Australia has 12 natural world heritage sites, four cultural world heritage sites and four mixed world heritage sites.

The report finds climate change is either a very high or high threat to 11 out of the 16 natural and mixed sites and that the “manifold” effects of the climate crisis – including increased frequency and severity of fires, droughts and coral bleaching – were often accompanied by other threats, leading to a poorer outlook overall.

K’gari/Fraser Island, which was ranked “good with some concerns”, is the latest world heritage area to suffer the effects of catastrophic fire, with half of the island burnt in a bushfire that has been alight for six weeks.

On Wednesday, the chair of the next major UN climate summit pointedly thanked Australia’s state and territory governments – but not the Morrison government – for committing to targets of net zero emissions by 2050.

Last month, the IUCN World Conservation Congress passed a motion moved by an alliance of Australian environment groups that called on the Morrison government to show leadership and ensure its planned reforms of Australia’s national environmental laws delivered more for the environment, including world heritage areas.
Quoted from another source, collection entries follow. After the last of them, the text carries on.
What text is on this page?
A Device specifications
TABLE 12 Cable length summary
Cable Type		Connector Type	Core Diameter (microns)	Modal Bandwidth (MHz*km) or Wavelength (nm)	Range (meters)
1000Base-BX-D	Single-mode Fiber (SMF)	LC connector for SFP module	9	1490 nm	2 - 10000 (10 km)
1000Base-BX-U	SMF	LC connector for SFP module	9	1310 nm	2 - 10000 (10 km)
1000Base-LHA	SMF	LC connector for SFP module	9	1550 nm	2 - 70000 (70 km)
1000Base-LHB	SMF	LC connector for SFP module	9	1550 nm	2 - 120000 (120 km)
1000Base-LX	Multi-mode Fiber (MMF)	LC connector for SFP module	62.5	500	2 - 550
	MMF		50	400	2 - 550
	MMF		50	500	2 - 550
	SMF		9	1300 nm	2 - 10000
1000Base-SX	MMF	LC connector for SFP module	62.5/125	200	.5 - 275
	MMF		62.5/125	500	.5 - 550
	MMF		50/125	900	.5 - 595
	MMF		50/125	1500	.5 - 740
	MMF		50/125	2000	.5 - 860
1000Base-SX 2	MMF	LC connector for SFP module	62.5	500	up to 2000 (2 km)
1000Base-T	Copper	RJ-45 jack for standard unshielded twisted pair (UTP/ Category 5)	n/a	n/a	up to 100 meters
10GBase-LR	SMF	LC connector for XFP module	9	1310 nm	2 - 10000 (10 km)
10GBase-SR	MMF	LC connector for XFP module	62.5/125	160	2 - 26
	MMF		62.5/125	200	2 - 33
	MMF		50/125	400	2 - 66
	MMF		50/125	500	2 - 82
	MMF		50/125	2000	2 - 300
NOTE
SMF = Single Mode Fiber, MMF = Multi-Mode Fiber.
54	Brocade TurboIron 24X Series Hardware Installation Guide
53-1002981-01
“Australia’s World Heritage sites are places of outstanding global significance and it is our privilege – and responsibility – to lead in protecting these values, including from the impacts of climate change,” said Rachel Lowry, WWF-Australia’s chief conservation officer.

Lowry said a stronger government plan to address the climate crisis and reduce emissions was “essential for these special places to remain”.

“There is no doubt that if we are to learn from the recent devastating bushfires, as well as the findings in this report, we must commit to regenerating Australia and setting our nation on a pathway where both people and nature benefit,” she said.

The Australian Marine Conservation Society’s Great Barrier Reef campaign manager, Dr Lissa Schindler, said: “The federal government’s refusal to act decisively on climate change is unforgivable when they know that global heating is so dangerous for our reef.

“We call on the federal government to take its role as custodians of our international icon seriously by committing to a pathway compatible with 1.5C of heating in a wide-ranging national climate change policy,” she said.

A spokesman for the federal environment minister, Sussan Ley, said the report reflected the extreme weather events Australia had experience over the past 12 months.

He noted the IUCN had reviewed Australia’s protection and management of world heritage sites favourably, which he said was due to the “significant work” of federal, state and territory governments at those sites.

“Australia is committed to playing its role in a global response to climate change, it is investing unprecedented amounts protecting the reef, in bushfire wildlife and habitat recovery and in supporting our world heritage places,” the minister’s spokesman said.

The IUCN’s director general, Bruno Oberle, said countries owed it to future generations to protect the world’s “most precious places”.

He said the report showed “the damage climate change is wreaking on natural world heritage, from shrinking glaciers to coral bleaching to increasingly frequent and severe fires and droughts”.